Sin embargo, esta idea de rescate no fue asimilada por todos. Gregorio de Nazianzo considera un ultraje espantoso imaginar que la sangre de Cristo fue el pago dado al diablo por la liberación del hombre; De manera diferente, entendió que el Padre aceptó la ofrenda gratuita de Cristo no a petición del diablo, sino porque, en la economía de la salvación, la humanidad debía ser santificada por la humanidad de Dios, para que él pudiera librarnos venciendo el poder del tirano y llevarnos hasta él por la mediación del Hijo.
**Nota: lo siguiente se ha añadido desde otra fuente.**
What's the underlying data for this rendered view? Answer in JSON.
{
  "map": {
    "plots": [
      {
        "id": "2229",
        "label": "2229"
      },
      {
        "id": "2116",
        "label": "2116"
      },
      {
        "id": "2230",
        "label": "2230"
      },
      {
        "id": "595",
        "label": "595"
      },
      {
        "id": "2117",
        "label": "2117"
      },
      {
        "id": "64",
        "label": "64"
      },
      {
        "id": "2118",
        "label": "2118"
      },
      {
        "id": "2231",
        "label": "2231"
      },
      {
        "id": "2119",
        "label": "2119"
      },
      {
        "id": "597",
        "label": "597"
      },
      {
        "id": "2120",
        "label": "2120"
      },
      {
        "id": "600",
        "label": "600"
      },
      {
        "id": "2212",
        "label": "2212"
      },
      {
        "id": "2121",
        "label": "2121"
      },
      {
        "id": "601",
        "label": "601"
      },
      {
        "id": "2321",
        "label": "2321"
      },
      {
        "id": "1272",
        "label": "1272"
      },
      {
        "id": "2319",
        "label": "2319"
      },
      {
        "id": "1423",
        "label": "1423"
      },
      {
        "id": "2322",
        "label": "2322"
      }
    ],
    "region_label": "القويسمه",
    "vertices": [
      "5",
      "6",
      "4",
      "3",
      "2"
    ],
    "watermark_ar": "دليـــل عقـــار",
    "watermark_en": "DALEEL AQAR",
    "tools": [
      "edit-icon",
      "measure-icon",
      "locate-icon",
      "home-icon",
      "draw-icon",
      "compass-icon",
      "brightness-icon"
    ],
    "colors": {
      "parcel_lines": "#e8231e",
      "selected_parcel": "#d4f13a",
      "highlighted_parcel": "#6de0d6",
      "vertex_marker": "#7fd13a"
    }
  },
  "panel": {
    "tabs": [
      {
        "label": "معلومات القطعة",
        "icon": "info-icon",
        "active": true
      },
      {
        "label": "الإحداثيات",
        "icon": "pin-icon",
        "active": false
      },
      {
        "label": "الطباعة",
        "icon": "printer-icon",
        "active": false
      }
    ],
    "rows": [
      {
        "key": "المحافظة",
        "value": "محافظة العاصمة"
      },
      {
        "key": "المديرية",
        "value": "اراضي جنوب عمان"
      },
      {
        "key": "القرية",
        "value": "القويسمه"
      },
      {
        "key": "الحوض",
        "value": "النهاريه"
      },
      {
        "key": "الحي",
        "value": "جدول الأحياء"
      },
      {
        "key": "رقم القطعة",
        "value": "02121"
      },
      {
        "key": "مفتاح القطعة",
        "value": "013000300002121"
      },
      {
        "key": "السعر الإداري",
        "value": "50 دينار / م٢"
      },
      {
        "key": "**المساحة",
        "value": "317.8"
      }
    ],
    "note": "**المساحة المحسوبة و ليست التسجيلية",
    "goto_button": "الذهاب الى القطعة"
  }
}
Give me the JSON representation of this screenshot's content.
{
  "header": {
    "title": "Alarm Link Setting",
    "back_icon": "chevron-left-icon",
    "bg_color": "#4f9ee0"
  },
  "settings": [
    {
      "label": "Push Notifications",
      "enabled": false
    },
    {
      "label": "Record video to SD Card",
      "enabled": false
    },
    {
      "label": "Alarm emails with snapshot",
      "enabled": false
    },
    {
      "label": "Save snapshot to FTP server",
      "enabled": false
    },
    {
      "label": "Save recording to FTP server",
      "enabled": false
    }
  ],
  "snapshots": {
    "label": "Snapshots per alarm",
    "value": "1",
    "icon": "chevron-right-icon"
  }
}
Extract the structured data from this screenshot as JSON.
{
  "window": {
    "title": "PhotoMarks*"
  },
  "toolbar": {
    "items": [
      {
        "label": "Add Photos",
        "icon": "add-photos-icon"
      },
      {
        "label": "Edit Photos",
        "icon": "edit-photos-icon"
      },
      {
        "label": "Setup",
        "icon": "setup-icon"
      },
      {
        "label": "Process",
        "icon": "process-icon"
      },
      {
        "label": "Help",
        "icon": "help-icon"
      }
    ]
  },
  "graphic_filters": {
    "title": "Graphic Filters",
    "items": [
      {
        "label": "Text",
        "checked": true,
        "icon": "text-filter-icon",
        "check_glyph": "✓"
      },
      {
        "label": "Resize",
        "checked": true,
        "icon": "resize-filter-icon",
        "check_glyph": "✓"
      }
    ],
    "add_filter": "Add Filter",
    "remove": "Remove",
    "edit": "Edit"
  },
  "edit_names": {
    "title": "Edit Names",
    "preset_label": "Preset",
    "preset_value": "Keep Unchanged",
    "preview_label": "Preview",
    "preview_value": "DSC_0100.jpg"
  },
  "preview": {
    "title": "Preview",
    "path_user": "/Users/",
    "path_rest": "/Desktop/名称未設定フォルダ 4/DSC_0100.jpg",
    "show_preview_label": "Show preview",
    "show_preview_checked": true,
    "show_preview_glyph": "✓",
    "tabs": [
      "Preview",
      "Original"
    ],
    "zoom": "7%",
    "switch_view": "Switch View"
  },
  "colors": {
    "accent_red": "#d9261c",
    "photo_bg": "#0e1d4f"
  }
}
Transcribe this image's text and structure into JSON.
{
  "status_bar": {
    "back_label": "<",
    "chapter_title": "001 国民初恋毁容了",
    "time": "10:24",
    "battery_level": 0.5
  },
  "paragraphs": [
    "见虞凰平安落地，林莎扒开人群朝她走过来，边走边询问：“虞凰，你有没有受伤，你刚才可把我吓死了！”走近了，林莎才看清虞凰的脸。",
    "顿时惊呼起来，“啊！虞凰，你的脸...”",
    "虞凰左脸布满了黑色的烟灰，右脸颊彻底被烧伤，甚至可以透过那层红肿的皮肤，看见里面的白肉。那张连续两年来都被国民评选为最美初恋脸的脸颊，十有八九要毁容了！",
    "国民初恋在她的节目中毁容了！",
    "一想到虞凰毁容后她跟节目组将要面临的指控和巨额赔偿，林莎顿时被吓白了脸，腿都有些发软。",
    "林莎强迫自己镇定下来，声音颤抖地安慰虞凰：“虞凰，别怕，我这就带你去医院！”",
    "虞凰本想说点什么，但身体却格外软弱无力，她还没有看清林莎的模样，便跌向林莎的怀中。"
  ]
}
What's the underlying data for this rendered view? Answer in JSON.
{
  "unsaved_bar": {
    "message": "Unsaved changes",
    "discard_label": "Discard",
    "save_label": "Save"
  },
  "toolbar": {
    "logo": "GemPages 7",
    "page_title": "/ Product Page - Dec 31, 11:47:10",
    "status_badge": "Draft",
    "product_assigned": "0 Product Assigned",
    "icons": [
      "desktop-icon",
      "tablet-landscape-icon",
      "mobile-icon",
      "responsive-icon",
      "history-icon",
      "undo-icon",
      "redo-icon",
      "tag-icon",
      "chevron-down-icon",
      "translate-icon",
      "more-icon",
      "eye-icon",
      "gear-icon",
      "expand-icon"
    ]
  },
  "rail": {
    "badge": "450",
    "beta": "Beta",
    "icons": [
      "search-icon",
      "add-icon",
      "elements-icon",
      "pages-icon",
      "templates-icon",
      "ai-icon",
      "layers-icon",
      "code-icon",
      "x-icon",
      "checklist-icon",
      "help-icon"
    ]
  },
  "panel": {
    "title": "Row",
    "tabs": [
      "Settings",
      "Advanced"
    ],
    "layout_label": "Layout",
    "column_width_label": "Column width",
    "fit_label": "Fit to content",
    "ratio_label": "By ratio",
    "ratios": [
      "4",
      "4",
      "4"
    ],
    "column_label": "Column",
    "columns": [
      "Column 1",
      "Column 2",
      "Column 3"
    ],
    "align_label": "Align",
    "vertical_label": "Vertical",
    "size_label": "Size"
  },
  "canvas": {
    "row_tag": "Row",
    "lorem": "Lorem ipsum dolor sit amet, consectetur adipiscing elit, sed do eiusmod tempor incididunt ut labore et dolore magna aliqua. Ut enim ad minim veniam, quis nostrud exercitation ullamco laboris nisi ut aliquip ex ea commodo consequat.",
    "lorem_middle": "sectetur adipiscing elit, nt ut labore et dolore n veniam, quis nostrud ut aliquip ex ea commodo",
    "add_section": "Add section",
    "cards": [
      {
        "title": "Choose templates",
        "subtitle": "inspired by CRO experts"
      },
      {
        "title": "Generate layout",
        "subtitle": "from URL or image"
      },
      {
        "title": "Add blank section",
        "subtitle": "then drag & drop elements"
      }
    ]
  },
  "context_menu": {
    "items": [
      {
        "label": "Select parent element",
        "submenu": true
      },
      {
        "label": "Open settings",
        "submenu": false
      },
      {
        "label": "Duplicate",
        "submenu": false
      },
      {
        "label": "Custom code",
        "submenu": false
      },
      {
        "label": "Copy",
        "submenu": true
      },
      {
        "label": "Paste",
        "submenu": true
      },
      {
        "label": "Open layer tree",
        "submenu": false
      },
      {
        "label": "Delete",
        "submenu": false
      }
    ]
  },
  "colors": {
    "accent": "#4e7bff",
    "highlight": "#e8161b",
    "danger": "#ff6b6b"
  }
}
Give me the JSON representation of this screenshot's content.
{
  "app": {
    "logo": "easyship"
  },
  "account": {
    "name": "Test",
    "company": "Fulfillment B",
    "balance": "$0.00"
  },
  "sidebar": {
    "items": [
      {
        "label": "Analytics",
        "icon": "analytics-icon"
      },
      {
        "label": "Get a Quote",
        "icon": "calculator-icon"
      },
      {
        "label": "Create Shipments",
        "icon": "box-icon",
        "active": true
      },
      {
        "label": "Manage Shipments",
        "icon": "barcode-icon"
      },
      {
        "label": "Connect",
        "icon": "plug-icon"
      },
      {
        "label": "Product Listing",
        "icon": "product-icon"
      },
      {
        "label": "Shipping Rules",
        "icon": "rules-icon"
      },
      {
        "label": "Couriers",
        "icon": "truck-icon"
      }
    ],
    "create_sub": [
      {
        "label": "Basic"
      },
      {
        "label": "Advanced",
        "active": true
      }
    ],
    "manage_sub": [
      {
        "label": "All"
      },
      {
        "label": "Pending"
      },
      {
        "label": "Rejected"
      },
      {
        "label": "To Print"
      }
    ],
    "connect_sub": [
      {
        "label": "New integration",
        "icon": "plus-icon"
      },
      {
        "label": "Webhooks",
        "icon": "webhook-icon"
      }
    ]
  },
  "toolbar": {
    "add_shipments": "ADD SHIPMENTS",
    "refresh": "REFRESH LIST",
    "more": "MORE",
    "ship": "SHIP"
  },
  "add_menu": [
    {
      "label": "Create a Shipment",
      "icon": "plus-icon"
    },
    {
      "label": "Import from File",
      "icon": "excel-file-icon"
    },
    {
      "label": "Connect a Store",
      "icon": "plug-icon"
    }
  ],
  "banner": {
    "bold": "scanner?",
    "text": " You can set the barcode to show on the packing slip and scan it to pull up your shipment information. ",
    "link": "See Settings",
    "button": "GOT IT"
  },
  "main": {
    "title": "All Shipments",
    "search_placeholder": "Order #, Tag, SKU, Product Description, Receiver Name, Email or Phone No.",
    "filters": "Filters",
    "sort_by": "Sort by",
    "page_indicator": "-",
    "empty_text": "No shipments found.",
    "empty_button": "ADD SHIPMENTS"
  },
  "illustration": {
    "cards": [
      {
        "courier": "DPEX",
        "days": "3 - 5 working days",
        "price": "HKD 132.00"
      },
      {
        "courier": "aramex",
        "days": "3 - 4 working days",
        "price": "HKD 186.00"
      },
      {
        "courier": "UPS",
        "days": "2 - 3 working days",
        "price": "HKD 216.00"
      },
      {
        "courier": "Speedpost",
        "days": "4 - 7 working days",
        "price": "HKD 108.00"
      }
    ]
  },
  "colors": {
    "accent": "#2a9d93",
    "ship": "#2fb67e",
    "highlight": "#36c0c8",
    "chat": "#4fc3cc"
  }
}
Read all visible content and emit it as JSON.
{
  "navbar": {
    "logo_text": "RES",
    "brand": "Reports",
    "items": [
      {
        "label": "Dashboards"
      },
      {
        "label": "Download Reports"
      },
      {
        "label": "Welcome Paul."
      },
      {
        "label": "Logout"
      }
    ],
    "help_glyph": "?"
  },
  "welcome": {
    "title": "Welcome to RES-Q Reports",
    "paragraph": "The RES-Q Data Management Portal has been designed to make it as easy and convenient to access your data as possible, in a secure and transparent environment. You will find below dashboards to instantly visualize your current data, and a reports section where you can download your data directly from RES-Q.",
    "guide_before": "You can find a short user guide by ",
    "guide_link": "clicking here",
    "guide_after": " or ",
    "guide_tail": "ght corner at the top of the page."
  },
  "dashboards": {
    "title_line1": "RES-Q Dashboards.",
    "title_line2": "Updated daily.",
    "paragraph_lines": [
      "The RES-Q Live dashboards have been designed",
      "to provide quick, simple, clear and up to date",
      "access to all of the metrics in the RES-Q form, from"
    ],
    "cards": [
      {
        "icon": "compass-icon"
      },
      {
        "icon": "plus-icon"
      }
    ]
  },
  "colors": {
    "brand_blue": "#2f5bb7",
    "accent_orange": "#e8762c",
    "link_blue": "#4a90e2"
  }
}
5.4 La muerte como prestación de satisfacción a Dios

Con Anselmo da Canterbury, tenemos la transición del uso de imágenes o metáforas a la elaboración de una teoría soteriológica de la satisfacción (RYAN, 2020, p. 109-121). Él quiere ofrecer una elucidación racional de los misterios de la fe y responder a los pensadores judíos que encontraron la idea de la encarnación ofensiva para la dignidad e impasibilidad de Dios. De ahí el título de su obra principal: Cur Deus homo? (¿Por qué Dios se hizo hombre?). Su argumento soteriológico se contextualiza en el período feudal, en el que el sometimiento a la voluntad de la autoridad superior era fundamental para el mantenimiento del orden social y, por tanto, en caso de ofensa a la autoridad, se encontraba la satisfacción correspondiente al estatus social del ofendido. Se sitúa en el contexto del sistema penitencial, en el que se prescribían penitencias por pecados específicos con vistas a la satisfacción de la reparación de los pecados. La satisfacción ofrecida por el ofensor a la autoridad y por el pecador a Dios se convirtió en una analogía natural para explicar el sacrificio de Cristo por la redención de la humanidad.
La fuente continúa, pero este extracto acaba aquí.